I'm reading the following proof of the Rank-Nullity Theorem:

Theorem: Assume $V$ and $W$ are vector spaces, $V$ finite dimensional, and $A:V\to W$ a linear map. Then $\dim\mathcal N(A)+\dim\mathcal R(A)=\dim V$.

Proof: Let $\{w_1,\ldots,w_\ell\}$ be a basis of $\mathcal{N}(A)\subset V$, and complete it to a basis $\{w_1,\ldots,w_\ell,u_1,\ldots,u_m\}$ of $V$. Set $L=\text{Span}\{u_1,\ldots,u_m\}$, and consider $A_0:L\to W, A_0=A\mid_L$. Clearly: $$w\in\mathcal R(A)\implies w=A(a_1w_1+\cdots+a_\ell w_\ell+b_1 u_1+\cdots+b_mu_m)=A_0(b_1u_1+\cdots+b_mu_m),$$so $\mathcal R(A_0)=\mathcal R(A)$. Furthermore, $\mathcal N(A_0)=\mathcal N(A)\cap L=0$. Hence $A_0:L\to\mathcal R(A_0)$ is an isomorphism. Thus $\dim\mathcal R(A)=\dim\mathcal R(A_0)=\dim L=m$, and the result follows.

I can follow this proof up until the statement that $\mathcal N(A_0)=\mathcal N(A)\cap L=0$, which I'm sure is a trivial fact but I can't see how it follows. I can see that $\mathcal N(A_0)=\mathcal N(A)\cap L$, since: $$\{v\in V:Av=0\}\cap L=\{v\in L:Av=0\}=\{v\in L:A_0v=0\}=\mathcal N(A_0).$$ I am not seeing how the conclusion that $\mathcal N(A)\cap L=0$ follows from this, though. Any hints?

Answer 1

This is a general fact about (not necessarily linear) functions and restrictions to subsets. I will state this more generally, using the notion of inverse images.
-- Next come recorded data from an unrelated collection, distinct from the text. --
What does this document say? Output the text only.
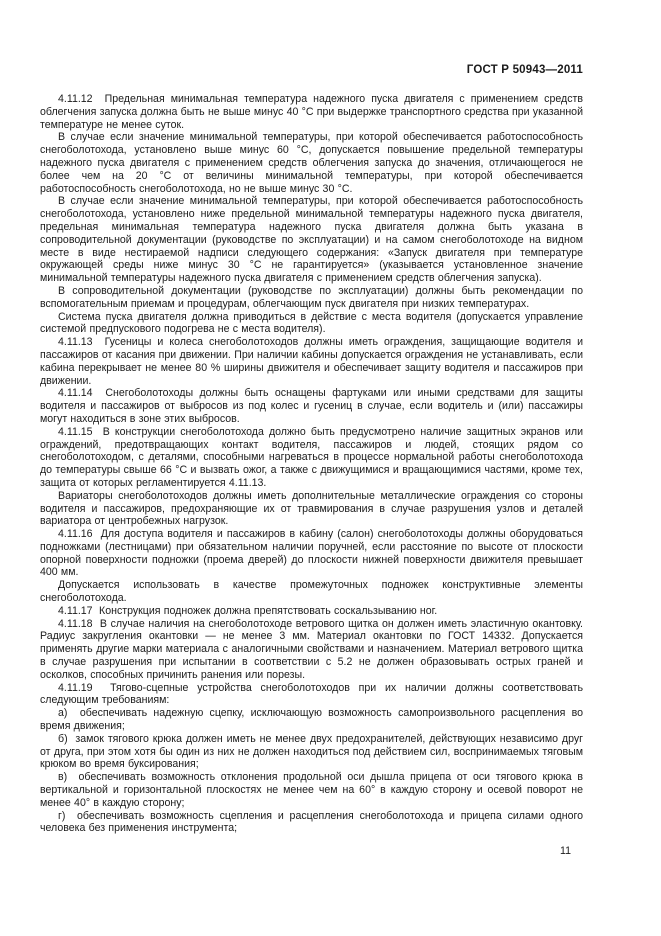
ГОСТ Р 50943—2011

4.11.12  Предельная минимальная температура надежного пуска двигателя с применением средств облегчения запуска должна быть не выше минус 40 °С при выдержке транспортного средства при указанной температуре не менее суток.

В случае если значение минимальной температуры, при которой обеспечивается работоспособность снегоболотохода, установлено выше минус 60 °С, допускается повышение предельной температуры надежного пуска двигателя с применением средств облегчения запуска до значения, отличающегося не более чем на 20 °С от величины минимальной температуры, при которой обеспечивается работоспособность снегоболотохода, но не выше минус 30 °С.

В случае если значение минимальной температуры, при которой обеспечивается работоспособность снегоболотохода, установлено ниже предельной минимальной температуры надежного пуска двигателя, предельная минимальная температура надежного пуска двигателя должна быть указана в сопроводительной документации (руководстве по эксплуатации) и на самом снегоболотоходе на видном месте в виде нестираемой надписи следующего содержания: «Запуск двигателя при температуре окружающей среды ниже минус 30 °С не гарантируется» (указывается установленное значение минимальной температуры надежного пуска двигателя с применением средств облегчения запуска).

В сопроводительной документации (руководстве по эксплуатации) должны быть рекомендации по вспомогательным приемам и процедурам, облегчающим пуск двигателя при низких температурах.

Система пуска двигателя должна приводиться в действие с места водителя (допускается управление системой предпускового подогрева не с места водителя).

4.11.13  Гусеницы и колеса снегоболотоходов должны иметь ограждения, защищающие водителя и пассажиров от касания при движении. При наличии кабины допускается ограждения не устанавливать, если кабина перекрывает не менее 80 % ширины движителя и обеспечивает защиту водителя и пассажиров при движении.

4.11.14  Снегоболотоходы должны быть оснащены фартуками или иными средствами для защиты водителя и пассажиров от выбросов из под колес и гусениц в случае, если водитель и (или) пассажиры могут находиться в зоне этих выбросов.

4.11.15  В конструкции снегоболотохода должно быть предусмотрено наличие защитных экранов или ограждений, предотвращающих контакт водителя, пассажиров и людей, стоящих рядом со снегоболотоходом, с деталями, способными нагреваться в процессе нормальной работы снегоболотохода до температуры свыше 66 °С и вызвать ожог, а также с движущимися и вращающимися частями, кроме тех, защита от которых регламентируется 4.11.13.

Вариаторы снегоболотоходов должны иметь дополнительные металлические ограждения со стороны водителя и пассажиров, предохраняющие их от травмирования в случае разрушения узлов и деталей вариатора от центробежных нагрузок.

4.11.16  Для доступа водителя и пассажиров в кабину (салон) снегоболотоходы должны оборудоваться подножками (лестницами) при обязательном наличии поручней, если расстояние по высоте от плоскости опорной поверхности подножки (проема дверей) до плоскости нижней поверхности движителя превышает 400 мм.

Допускается использовать в качестве промежуточных подножек конструктивные элементы снегоболотохода.

4.11.17  Конструкция подножек должна препятствовать соскальзыванию ног.

4.11.18  В случае наличия на снегоболотоходе ветрового щитка он должен иметь эластичную окантовку. Радиус закругления окантовки — не менее 3 мм. Материал окантовки по ГОСТ 14332. Допускается применять другие марки материала с аналогичными свойствами и назначением. Материал ветрового щитка в случае разрушения при испытании в соответствии с 5.2 не должен образовывать острых граней и осколков, способных причинить ранения или порезы.

4.11.19  Тягово-сцепные устройства снегоболотоходов при их наличии должны соответствовать следующим требованиям:

а)  обеспечивать надежную сцепку, исключающую возможность самопроизвольного расцепления во время движения;

б)  замок тягового крюка должен иметь не менее двух предохранителей, действующих независимо друг от друга, при этом хотя бы один из них не должен находиться под действием сил, воспринимаемых тяговым крюком во время буксирования;

в)  обеспечивать возможность отклонения продольной оси дышла прицепа от оси тягового крюка в вертикальной и горизонтальной плоскостях не менее чем на 60° в каждую сторону и осевой поворот не менее 40° в каждую сторону;

г)  обеспечивать возможность сцепления и расцепления снегоболотохода и прицепа силами одного человека без применения инструмента;

11
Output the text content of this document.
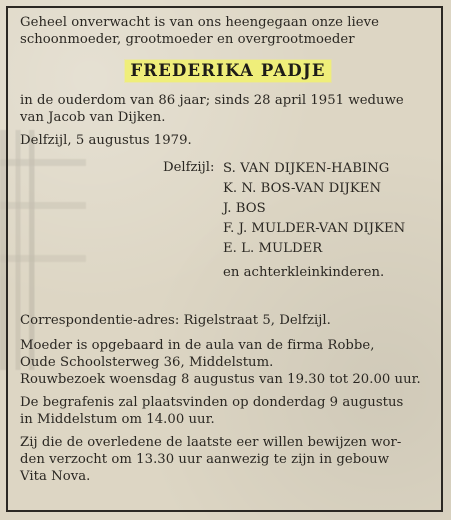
Geheel onverwacht is van ons heengegaan onze lieve
schoonmoeder, grootmoeder en overgrootmoeder
FREDERIKA PADJE
in de ouderdom van 86 jaar; sinds 28 april 1951 weduwe
van Jacob van Dijken.
Delfzijl, 5 augustus 1979.
Delfzijl: S. VAN DIJKEN-HABING
K. N. BOS-VAN DIJKEN
J. BOS
F. J. MULDER-VAN DIJKEN
E. L. MULDER
en achterkleinkinderen.
Correspondentie-adres: Rigelstraat 5, Delfzijl.
Moeder is opgebaard in de aula van de firma Robbe,
Oude Schoolsterweg 36, Middelstum.
Rouwbezoek woensdag 8 augustus van 19.30 tot 20.00 uur.
De begrafenis zal plaatsvinden op donderdag 9 augustus
in Middelstum om 14.00 uur.
Zij die de overledene de laatste eer willen bewijzen wor-
den verzocht om 13.30 uur aanwezig te zijn in gebouw
Vita Nova.
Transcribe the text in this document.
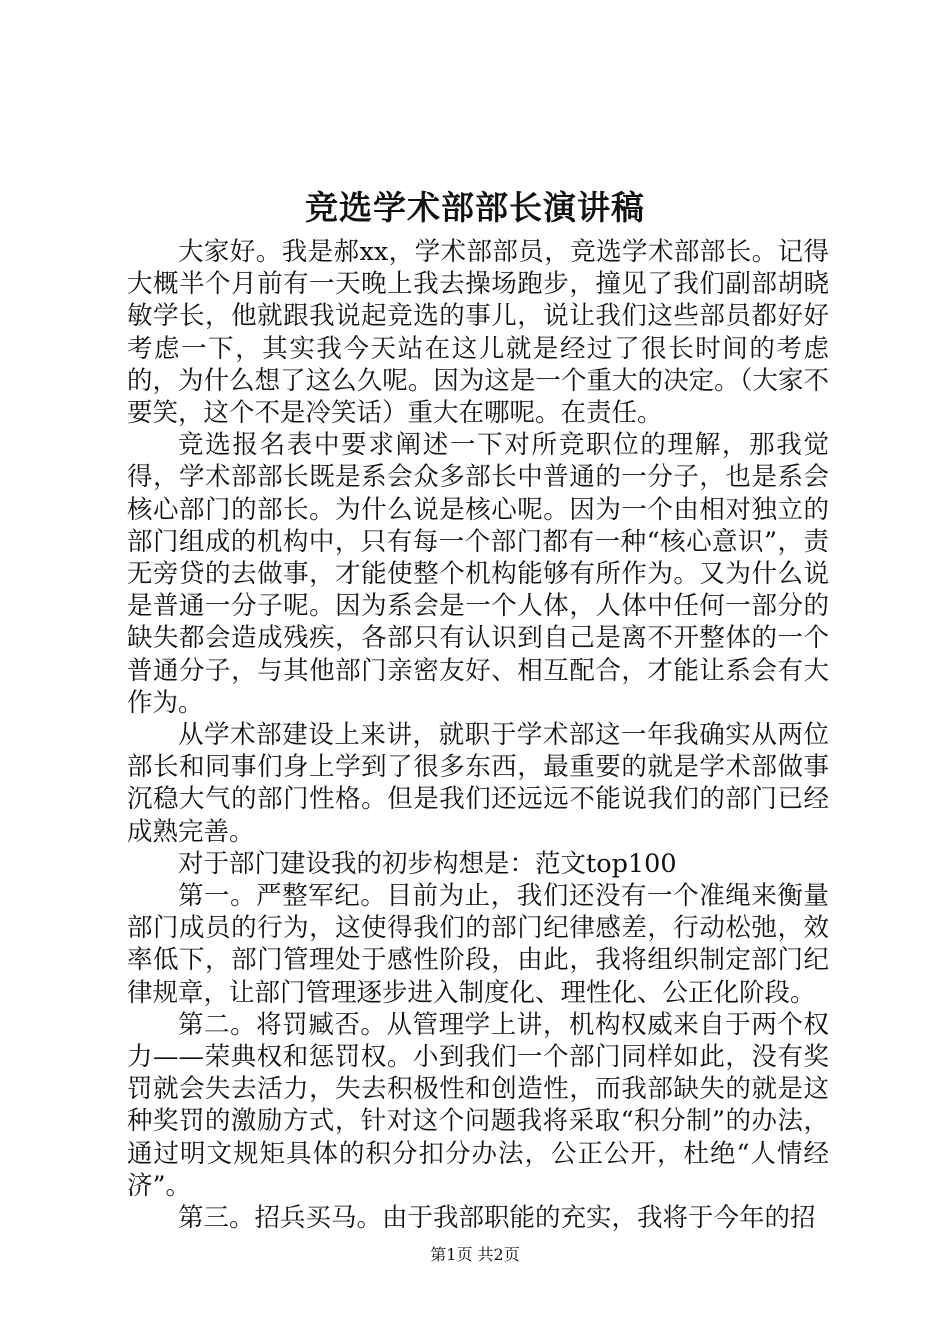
竞选学术部部长演讲稿

大家好。我是郝xx，学术部部员，竞选学术部部长。记得大概半个月前有一天晚上我去操场跑步，撞见了我们副部胡晓敏学长，他就跟我说起竞选的事儿，说让我们这些部员都好好考虑一下，其实我今天站在这儿就是经过了很长时间的考虑的，为什么想了这么久呢。因为这是一个重大的决定。（大家不要笑，这个不是冷笑话）重大在哪呢。在责任。

竞选报名表中要求阐述一下对所竞职位的理解，那我觉得，学术部部长既是系会众多部长中普通的一分子，也是系会核心部门的部长。为什么说是核心呢。因为一个由相对独立的部门组成的机构中，只有每一个部门都有一种“核心意识”，责无旁贷的去做事，才能使整个机构能够有所作为。又为什么说是普通一分子呢。因为系会是一个人体，人体中任何一部分的缺失都会造成残疾，各部只有认识到自己是离不开整体的一个普通分子，与其他部门亲密友好、相互配合，才能让系会有大作为。

从学术部建设上来讲，就职于学术部这一年我确实从两位部长和同事们身上学到了很多东西，最重要的就是学术部做事沉稳大气的部门性格。但是我们还远远不能说我们的部门已经成熟完善。

对于部门建设我的初步构想是：范文top100

第一。严整军纪。目前为止，我们还没有一个准绳来衡量部门成员的行为，这使得我们的部门纪律感差，行动松弛，效率低下，部门管理处于感性阶段，由此，我将组织制定部门纪律规章，让部门管理逐步进入制度化、理性化、公正化阶段。

第二。将罚臧否。从管理学上讲，机构权威来自于两个权力——荣典权和惩罚权。小到我们一个部门同样如此，没有奖罚就会失去活力，失去积极性和创造性，而我部缺失的就是这种奖罚的激励方式，针对这个问题我将采取“积分制”的办法，通过明文规矩具体的积分扣分办法，公正公开，杜绝“人情经济”。

第三。招兵买马。由于我部职能的充实，我将于今年的招

第1页 共2页
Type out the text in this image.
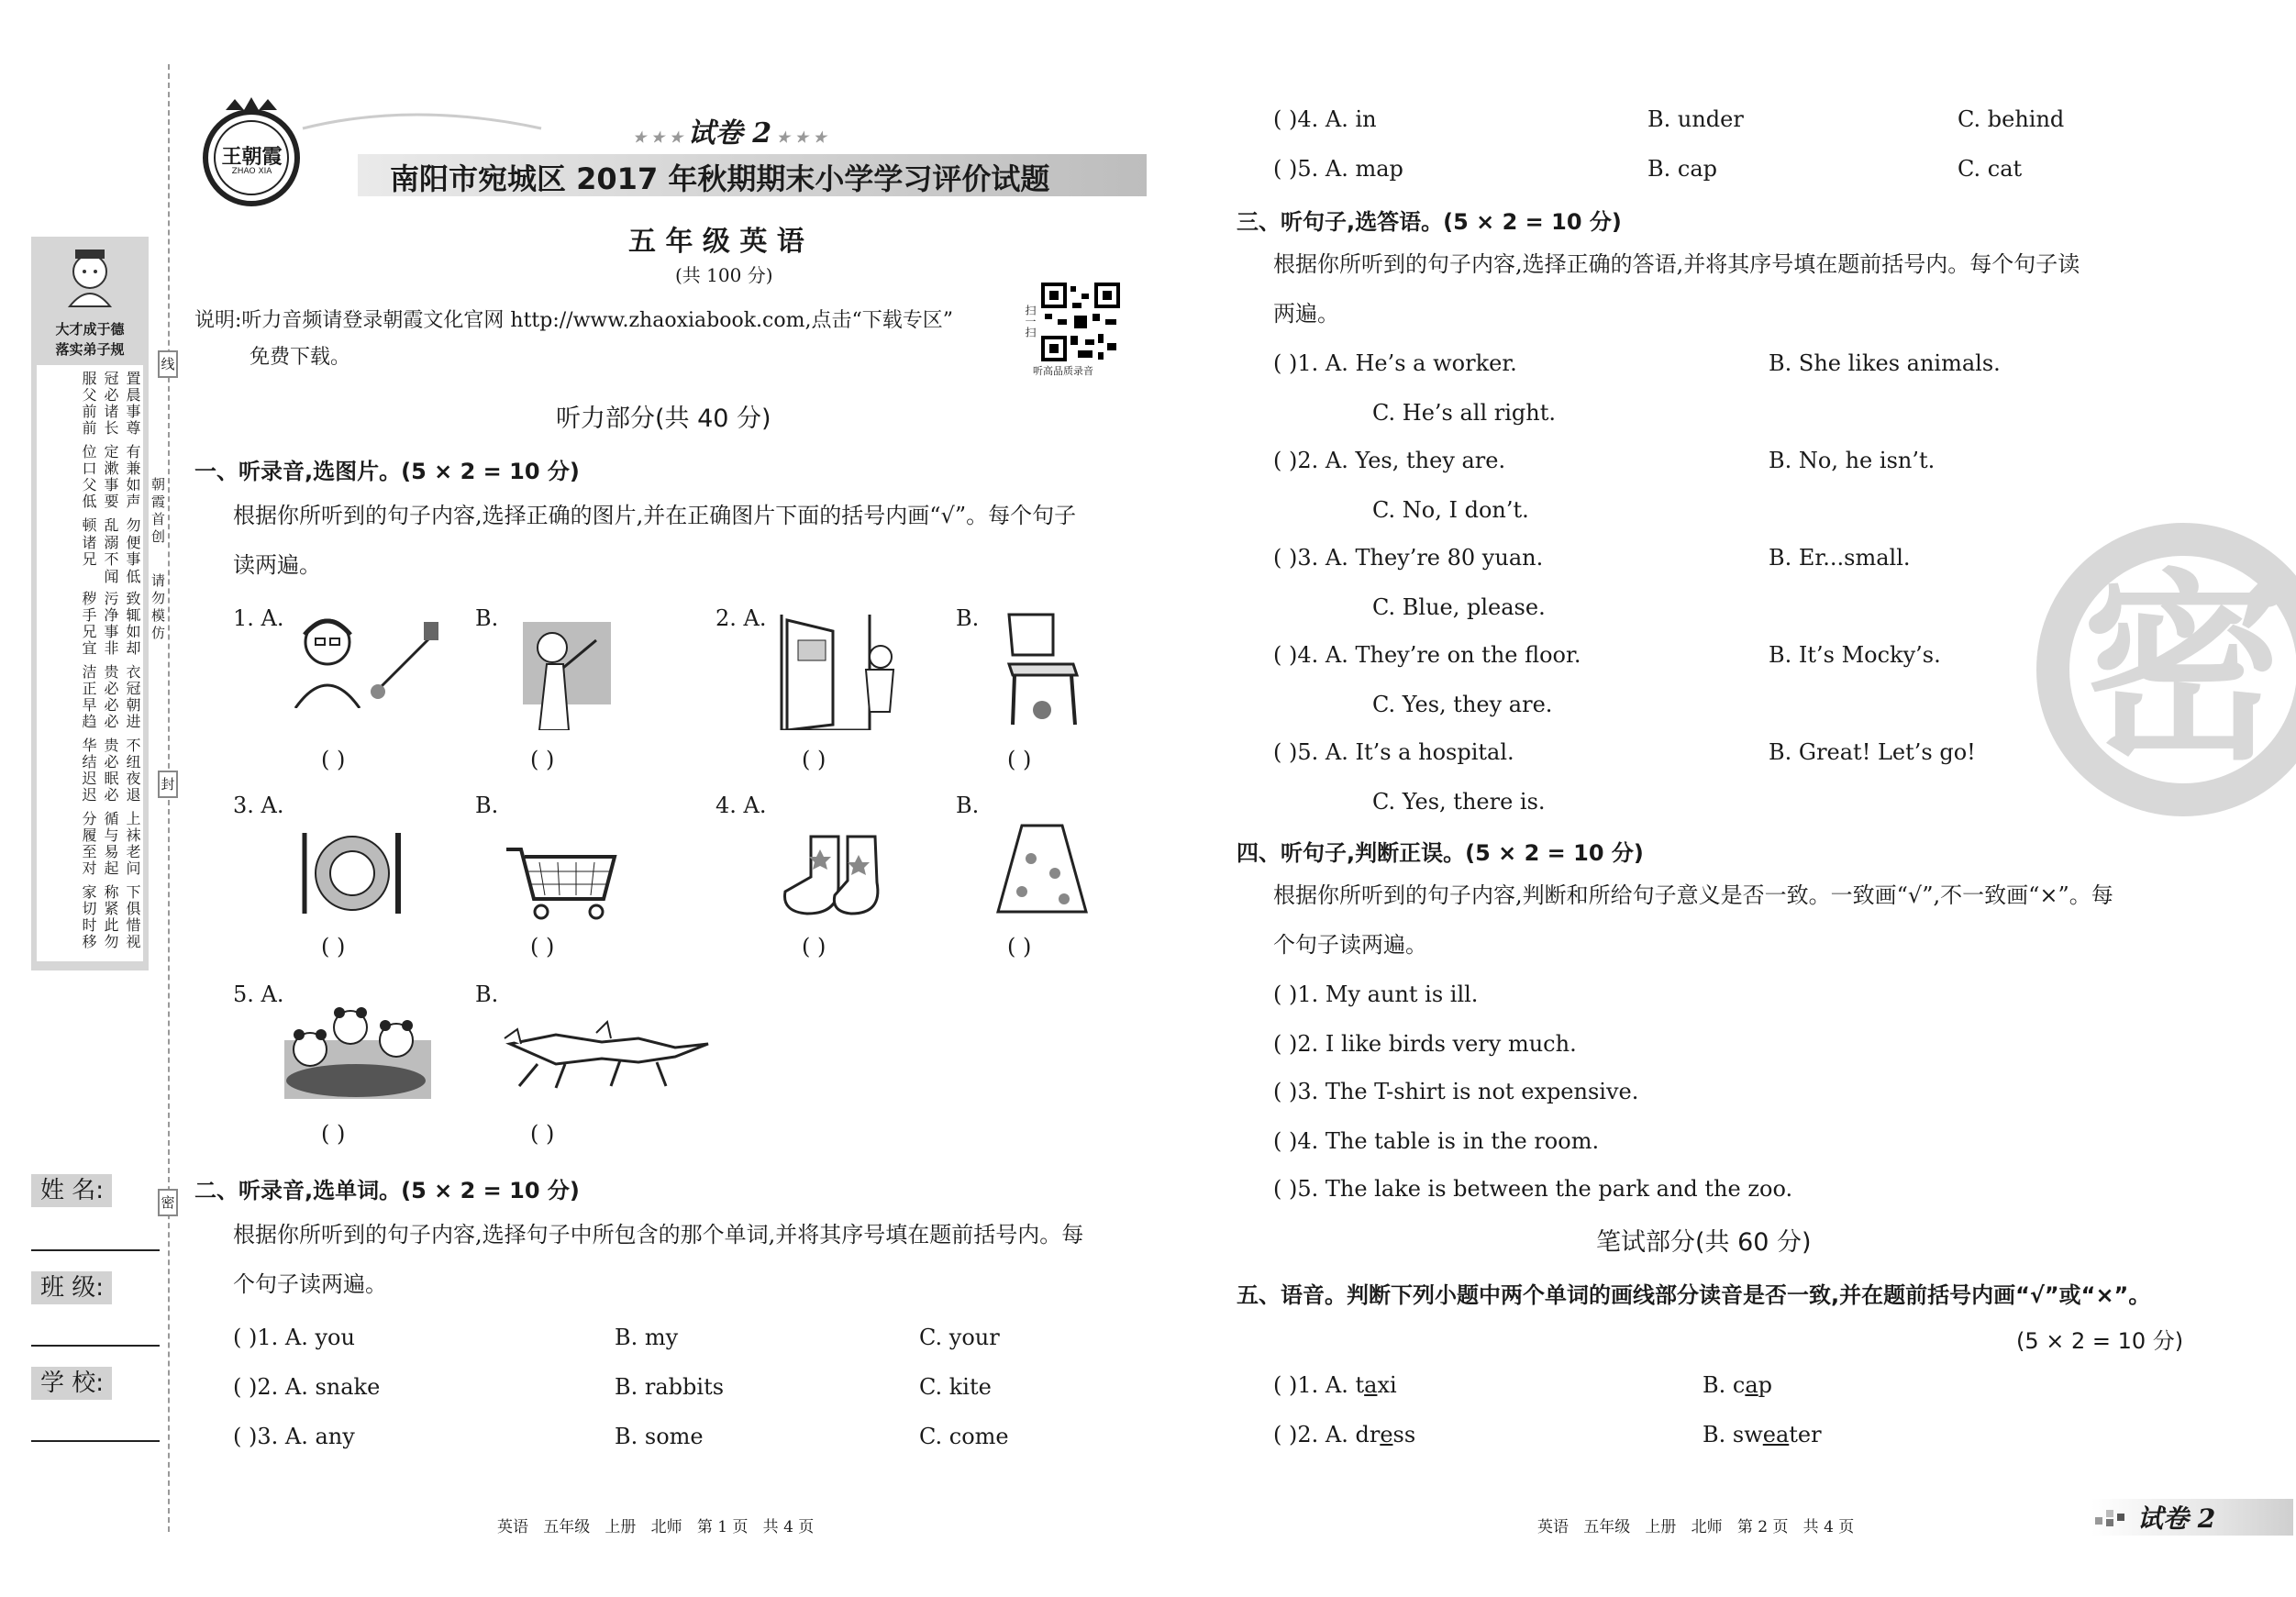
大才成于德
落实弟子规
置冠服
晨必父
事诸前
尊长前
有定位
兼漱口
如事父
声要低
勿乱顿
便溺诸
事不兄
低闻
致污秽
辄净手
如事兄
却非宜
衣贵洁
冠必正
朝必早
进必趋
不贵华
纽必结
夜眠迟
退必迟
上循分
袜与履
老易至
问起对
下称家
俱紧切
惜此时
视勿移
姓 名:
班 级:
学 校:
朝霞首创
请勿模仿
线
封
密
王朝霞
ZHAO XIA
★ ★ ★ 试卷 2 ★ ★ ★
南阳市宛城区 2017 年秋期期末小学学习评价试题
五 年 级 英 语
(共 100 分)
说明:听力音频请登录朝霞文化官网 http://www.zhaoxiabook.com,点击“下载专区”
免费下载。
扫一扫
听高品质录音
听力部分(共 40 分)
一、听录音,选图片。(5 × 2 = 10 分)
根据你所听到的句子内容,选择正确的图片,并在正确图片下面的括号内画“√”。每个句子
读两遍。
1. A.	B.	2. A.	B.
( )	( )	( )	( )
3. A.	B.	4. A.	B.
( )	( )	( )	( )
5. A.	B.
( )	( )
二、听录音,选单词。(5 × 2 = 10 分)
根据你所听到的句子内容,选择句子中所包含的那个单词,并将其序号填在题前括号内。每
个句子读两遍。
( )1. A. you	B. my	C. your
( )2. A. snake	B. rabbits	C. kite
( )3. A. any	B. some	C. come
英语   五年级   上册   北师   第 1 页   共 4 页
密
( )4. A. in	B. under	C. behind
( )5. A. map	B. cap	C. cat
三、听句子,选答语。(5 × 2 = 10 分)
根据你所听到的句子内容,选择正确的答语,并将其序号填在题前括号内。每个句子读
两遍。
( )1. A. He’s a worker.	B. She likes animals.
C. He’s all right.
( )2. A. Yes, they are.	B. No, he isn’t.
C. No, I don’t.
( )3. A. They’re 80 yuan.	B. Er...small.
C. Blue, please.
( )4. A. They’re on the floor.	B. It’s Mocky’s.
C. Yes, they are.
( )5. A. It’s a hospital.	B. Great! Let’s go!
C. Yes, there is.
四、听句子,判断正误。(5 × 2 = 10 分)
根据你所听到的句子内容,判断和所给句子意义是否一致。一致画“√”,不一致画“×”。每
个句子读两遍。
( )1. My aunt is ill.
( )2. I like birds very much.
( )3. The T-shirt is not expensive.
( )4. The table is in the room.
( )5. The lake is between the park and the zoo.
笔试部分(共 60 分)
五、语音。判断下列小题中两个单词的画线部分读音是否一致,并在题前括号内画“√”或“×”。
(5 × 2 = 10 分)
( )1. A. taxi	B. cap
( )2. A. dress	B. sweater
英语   五年级   上册   北师   第 2 页   共 4 页	试卷 2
Specifically, let's suppose that we have a function $f : X \to Y$ and $B \subseteq Y$. Then, even if $f$ is not invertible, we denote: $$f^{-1}(B) = \{x \in X : f(x) \in B\} \subseteq X.$$ In particular, if $f$ is linear, then $$\mathcal{N}(f) = f^{-1}(\{0\}).$$ Now I'll state the more general form:

Suppose $X, Y$ are sets, $A \subseteq X$, $B \subseteq Y$, and $f : X \to Y$. Let $g : A \to Y$ be $f|_A$. Then, $$g^{-1}(B) = f^{-1}(B) \cap A.$$

Again, substituting $B = \{0\}$ gives the claim in the quoted proof.

To prove this more general claim, suppose $x \in g^{-1}(B)$. Note that this implies that $x$ lies in the domain of $g$, which is $A$, and hence also $X$. Further, we have $g(x) \in B$. As $g$ is a simple restriction, this implies $f(x) = g(x) \in B$. Thus, $x \in f^{-1}(B)$, but also $x \in A$, hence $x \in f^{-1}(B) \cap A$.

Conversely, suppose $x \in f^{-1}(B) \cap A$. Then $x \in A$, so $g(x)$ at least makes sense, and $f \in f^{-1}(B)$, so $f(x) \in B$. But again, by definition of $g$, this means $g(x) = f(x) \in B$, so $x \in g^{-1}(B)$, completing the proof.

Answer 2

It doesn't follow from this: you use the fact that this intersection is $0$ and that equality to deduce that $A_0$ is an isomorphism.

To show that this intersection has just the element $0$ in it, take an element in the intersection, and write it following the basis in two ways using the fact that it is in the intersection. What can you deduce from that?